僕の尊厳と引き換えに世界は救われたのだ。
童貞エピソードはともかく、DL〇iteの購入履歴をバラされるとは思いもしなかった。
ツイッターを通して色々知られているとはいえ、楓さんにはドン引きされたに違いない。
これで「変態は無理」とフラれたらすべては水の泡だ。ゴミを見るような目で見られて、口を利いてもらえなくなる程度ならまだマシだろう。
そう思いつつ楓さんの方を見ると、なぜかキラキラとした目で僕を見ていた。
「そういうのが好きってことは、そういう願望があるってコト?」
ドン引きされるのとどっちがマシな反応なのだろうか。というか、性癖に関してはアカウントを知られた時点でバレているようなものか。
「そうだ。島田くんだけ性癖を開示されるのもかわいそうですし、お二人の性癖も島田くんに伝えて差し上げましょう」
僕の様子を見かねたのか、馬庭先生が変な気を回してきた。それ、誰も幸せにならないやつでは?

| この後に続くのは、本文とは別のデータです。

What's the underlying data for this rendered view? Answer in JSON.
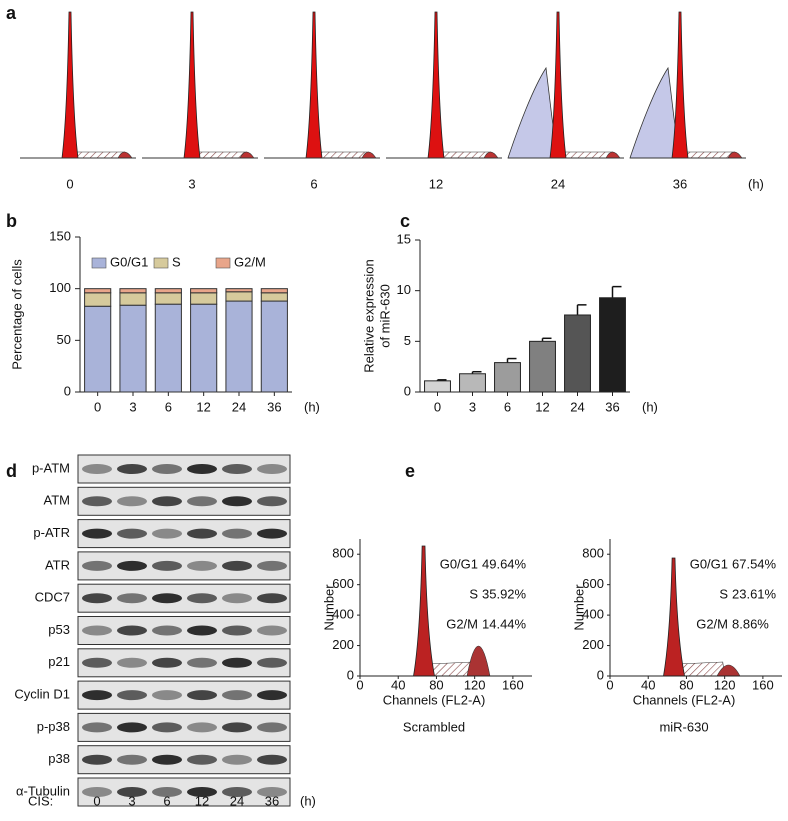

「鳳至小百合さんの性癖はTF。マイナーな性癖ですが、人間が動物に変身する様子に性的興奮を覚えるもので、鳳至さんが特に好きな動物は狼と狐ですね。ケモナーと一緒くたにすると戦争の火種を産むので気を付けましょう」
うーん、業が深そうな性癖だ。というか、なんで性癖について説明してるんですか。
性癖をバラされた鳳至はというと、開き直っていた。
「その通り、あたしは普通の人間には興味がないの。島田っちに獣耳や尻尾が生えたり、手が肉球になったりするなら別だけどね」
なんだろう、フラグみたいなこと言うのやめてもらっていいですか。
どうか、改変能力を使って人間を動物にするなんてことをこいつが思いつかないようにと願うばかりだ。
「というか、それって、最初から陽ちゃんには気がなかったってこと?」
驚いたように楓さんが聞く。
「そうよ。あたし、恋愛っていうのがイマイチ理解できないのよね。男の子を見ても、付き合いたいって思わないし。動物にするならこれだなとは思ったりするんだけど」
ヤンデレよりこえーよ、それ。『高野聖』に出てくる女か?
「そもそもライバルでもなんでもなかったってことね。安心したわ」
いや、それでいいのかよ。
「厚東楓さんの性癖はおねショタ。特にお姉さん上位で、ショタが女装させられるものが好み。内心、島田くんにも女装してもらいたいと思っていますね」
馬庭先生は続いて爆弾を投下した。TFの後だと一般性癖のように思えてしまうから恐ろしい。しれっと、楓さんのヤバい願望が開示されたぞ?
「ねえ、陽ちゃん。世界の危機を救うためなら、恥ずかしいことでもしてくれるんだよね?」
こっちも性癖を暴露されて開き直ってやがる!
「というか、楓さん。僕のことをそんな目で見てたんですか!」
「タイムリープしてからずっと見てるよ。高校時代の陽ちゃんがあまりに好みにドンピシャなショタだったから」
「ショタ言うなし。一つ年下なだけでしょ」
「私の性癖聞いて、嫌いになった?」
「嫌いにはなりませんよ。むしろ自分の性癖をドン引きされて嫌われないかが心配でした」
「ならよかった。私たちの性癖には共通する点も多いし、そっちに関しても楽しんでいこうね?」
「いや、それはちょっと…… 」
「ほんと、二人とも仲いいねー。マジで爆発四散してほしいくらいだわ」
鳳至が冷ややかな目で見てくる。
爆発なあ。鳳至が挑発したせいで、世界が丸ごと吹っ飛ぶところだったんだから勘弁してほしい。